Cryo-EM data collection was performed with EPU 2.7 (Thermo Fisher Scientific) using a Krios G3i transmission-electron microscope (Thermo Fisher Scientific) operated at 300 keV in the Karolinska Institutet 3D-EM facility. Images were acquired in nanoprobe EFTEM mode with a slit width of 10 eV using a GIF 967 energy filter (Ametek) and a K3 detector (Ametek) during 2.4 s with a dose rate of 4.1 e/px/s resulting in a total dose of 38 e2 fractionated into 40 movie frames. Motion correction, CTF-estimation, Fourier binning (to 1.02 Å/px), picking and extraction in 428 pixel boxes were performed on the fly using Warp40. A total of 13,589 micrographs were selected based on an estimated resolution cutoff of 4 Å and defocus below 2 microns and 573,036 particles were picked by Warp. Extracted particles were imported into cryoSPARC v2.15.041 for 2D classification, 3D classification, and non-uniform 3D refinement. The particles were processed with C1 symmetry throughout. After 2D classification (300 classes) 354,678 particles were retained and used to build three ab-initio 3D reconstructions. These were further processed for heterogeneous refinement that resulted in one reconstruction showing high-resolution structural features in the core of the spike. One round of homogenous refinement followed by non-uniform refinement resulted in a final reconstruction to an overall resolution of 2.9 Å (0.143 FSC) using 210,832 particles. Localized reconstruction42 were performed using particles where all parts of the spike except the N-terminal domains, the RBDs, and the nanobodies had been subtracted43. The combined effects of these two approaches significantly increased the level of density detail in the upper part of the spike.

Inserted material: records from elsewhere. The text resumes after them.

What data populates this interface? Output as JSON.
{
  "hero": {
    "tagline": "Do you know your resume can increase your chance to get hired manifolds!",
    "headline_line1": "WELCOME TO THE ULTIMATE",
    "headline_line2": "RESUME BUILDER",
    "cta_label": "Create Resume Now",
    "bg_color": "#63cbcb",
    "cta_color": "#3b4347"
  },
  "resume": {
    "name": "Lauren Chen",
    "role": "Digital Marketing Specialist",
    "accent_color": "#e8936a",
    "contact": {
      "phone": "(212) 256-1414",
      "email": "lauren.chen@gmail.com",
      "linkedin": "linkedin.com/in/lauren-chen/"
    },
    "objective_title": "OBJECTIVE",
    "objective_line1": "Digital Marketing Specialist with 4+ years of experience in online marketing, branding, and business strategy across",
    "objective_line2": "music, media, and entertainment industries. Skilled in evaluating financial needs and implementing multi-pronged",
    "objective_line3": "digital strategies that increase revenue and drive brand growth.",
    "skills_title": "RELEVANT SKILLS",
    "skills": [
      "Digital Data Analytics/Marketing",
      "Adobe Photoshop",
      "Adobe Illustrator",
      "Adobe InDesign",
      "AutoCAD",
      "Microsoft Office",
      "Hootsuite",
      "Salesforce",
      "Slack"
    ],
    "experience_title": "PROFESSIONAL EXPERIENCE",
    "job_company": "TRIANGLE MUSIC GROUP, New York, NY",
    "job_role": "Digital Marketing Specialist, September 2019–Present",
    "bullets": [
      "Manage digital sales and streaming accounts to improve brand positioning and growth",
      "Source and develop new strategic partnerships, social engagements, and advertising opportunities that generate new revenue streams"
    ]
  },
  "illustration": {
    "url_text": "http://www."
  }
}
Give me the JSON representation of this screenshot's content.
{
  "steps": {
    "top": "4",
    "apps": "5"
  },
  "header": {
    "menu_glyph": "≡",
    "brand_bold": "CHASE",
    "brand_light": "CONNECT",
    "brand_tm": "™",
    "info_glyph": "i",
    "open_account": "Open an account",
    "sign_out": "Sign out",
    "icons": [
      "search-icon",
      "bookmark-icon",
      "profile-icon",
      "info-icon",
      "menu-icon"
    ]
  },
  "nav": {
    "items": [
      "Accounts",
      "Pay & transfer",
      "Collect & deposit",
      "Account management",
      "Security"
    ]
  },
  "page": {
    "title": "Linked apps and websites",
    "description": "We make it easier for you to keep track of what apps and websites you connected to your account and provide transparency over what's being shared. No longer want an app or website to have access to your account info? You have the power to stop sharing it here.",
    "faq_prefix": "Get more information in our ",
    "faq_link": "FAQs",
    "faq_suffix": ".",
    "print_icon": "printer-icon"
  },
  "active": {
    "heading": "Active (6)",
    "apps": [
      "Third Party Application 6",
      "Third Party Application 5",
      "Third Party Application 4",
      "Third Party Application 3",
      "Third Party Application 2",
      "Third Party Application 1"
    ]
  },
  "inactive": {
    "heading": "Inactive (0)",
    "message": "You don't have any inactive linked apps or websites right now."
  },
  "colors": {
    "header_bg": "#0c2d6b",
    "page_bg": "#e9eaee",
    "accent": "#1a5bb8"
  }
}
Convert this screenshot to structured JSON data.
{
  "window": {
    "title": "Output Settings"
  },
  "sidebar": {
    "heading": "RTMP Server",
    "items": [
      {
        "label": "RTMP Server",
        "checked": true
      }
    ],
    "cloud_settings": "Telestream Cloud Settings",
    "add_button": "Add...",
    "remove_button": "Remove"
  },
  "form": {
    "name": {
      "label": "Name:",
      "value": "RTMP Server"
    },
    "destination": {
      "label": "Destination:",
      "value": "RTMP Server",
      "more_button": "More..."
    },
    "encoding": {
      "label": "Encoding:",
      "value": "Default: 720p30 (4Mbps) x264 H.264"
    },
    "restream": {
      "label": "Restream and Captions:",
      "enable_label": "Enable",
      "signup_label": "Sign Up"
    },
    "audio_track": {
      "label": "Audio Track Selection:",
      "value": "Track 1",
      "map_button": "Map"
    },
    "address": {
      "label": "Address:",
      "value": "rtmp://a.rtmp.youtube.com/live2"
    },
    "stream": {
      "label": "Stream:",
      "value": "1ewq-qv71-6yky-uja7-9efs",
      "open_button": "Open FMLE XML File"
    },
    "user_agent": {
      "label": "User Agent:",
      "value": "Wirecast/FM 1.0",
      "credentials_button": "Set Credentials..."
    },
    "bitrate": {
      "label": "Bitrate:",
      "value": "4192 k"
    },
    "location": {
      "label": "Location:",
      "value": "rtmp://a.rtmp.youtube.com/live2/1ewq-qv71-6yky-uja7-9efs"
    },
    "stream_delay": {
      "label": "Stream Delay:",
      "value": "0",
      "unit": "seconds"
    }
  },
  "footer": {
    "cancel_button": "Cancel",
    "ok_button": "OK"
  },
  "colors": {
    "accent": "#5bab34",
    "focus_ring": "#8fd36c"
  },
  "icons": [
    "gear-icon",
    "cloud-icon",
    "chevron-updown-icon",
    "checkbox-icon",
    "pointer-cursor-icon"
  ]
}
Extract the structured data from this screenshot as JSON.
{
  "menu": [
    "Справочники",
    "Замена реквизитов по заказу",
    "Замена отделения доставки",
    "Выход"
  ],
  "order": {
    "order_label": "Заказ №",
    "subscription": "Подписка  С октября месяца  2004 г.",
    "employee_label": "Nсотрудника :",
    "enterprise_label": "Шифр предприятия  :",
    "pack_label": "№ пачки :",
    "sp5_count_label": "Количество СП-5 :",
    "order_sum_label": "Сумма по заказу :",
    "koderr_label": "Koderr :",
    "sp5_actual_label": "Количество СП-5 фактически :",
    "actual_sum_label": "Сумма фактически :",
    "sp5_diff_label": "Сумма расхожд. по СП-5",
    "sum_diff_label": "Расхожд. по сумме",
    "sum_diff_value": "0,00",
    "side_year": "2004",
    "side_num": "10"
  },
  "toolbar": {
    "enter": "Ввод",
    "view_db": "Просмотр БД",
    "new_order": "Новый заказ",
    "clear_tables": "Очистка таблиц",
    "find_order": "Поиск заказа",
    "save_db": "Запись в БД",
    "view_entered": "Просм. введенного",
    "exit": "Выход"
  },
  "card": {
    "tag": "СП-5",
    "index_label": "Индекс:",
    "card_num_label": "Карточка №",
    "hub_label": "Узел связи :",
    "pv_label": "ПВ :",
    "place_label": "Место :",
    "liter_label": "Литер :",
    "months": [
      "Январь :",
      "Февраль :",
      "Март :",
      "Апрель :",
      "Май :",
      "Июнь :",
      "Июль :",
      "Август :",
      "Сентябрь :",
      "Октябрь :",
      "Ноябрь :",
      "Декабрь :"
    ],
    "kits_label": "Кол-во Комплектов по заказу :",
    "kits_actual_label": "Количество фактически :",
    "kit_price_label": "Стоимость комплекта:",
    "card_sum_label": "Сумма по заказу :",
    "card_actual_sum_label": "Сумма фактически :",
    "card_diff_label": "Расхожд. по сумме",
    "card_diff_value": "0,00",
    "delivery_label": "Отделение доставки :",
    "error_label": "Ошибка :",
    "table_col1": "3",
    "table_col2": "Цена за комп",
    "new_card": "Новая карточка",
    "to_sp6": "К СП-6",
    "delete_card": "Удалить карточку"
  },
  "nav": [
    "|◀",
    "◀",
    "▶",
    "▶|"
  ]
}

Model building and structure refinement

A structure of the 2019-nCoV spike protein trimer2 (PDB: 6VSB) was used as a starting model for model building. The model was extended and manually adjusted in COOT44. The nanobody structure was homology modeled using SWISS-MODEL45 taking PDB:5JMR46 as a template. The missing regions of the RBD domains were built based on the RBD-ACE2 crystal structure (PDB: 6LZG)47. For model building and refinements, a composite map was made using PHENIX48 utilizing the particle center-of-mass focused reconstruction and the map from the localized reconstruction described above.

Structure refinement and manual model building were performed using COOT and PHENIX in interspersed cycles with secondary structure and geometry restrained. All structure figures and all EM density-map figures were generated with UCSF ChimeraX49.

Reporting summary

Further information on research design is available in the Nature Research Reporting Summary linked to this article.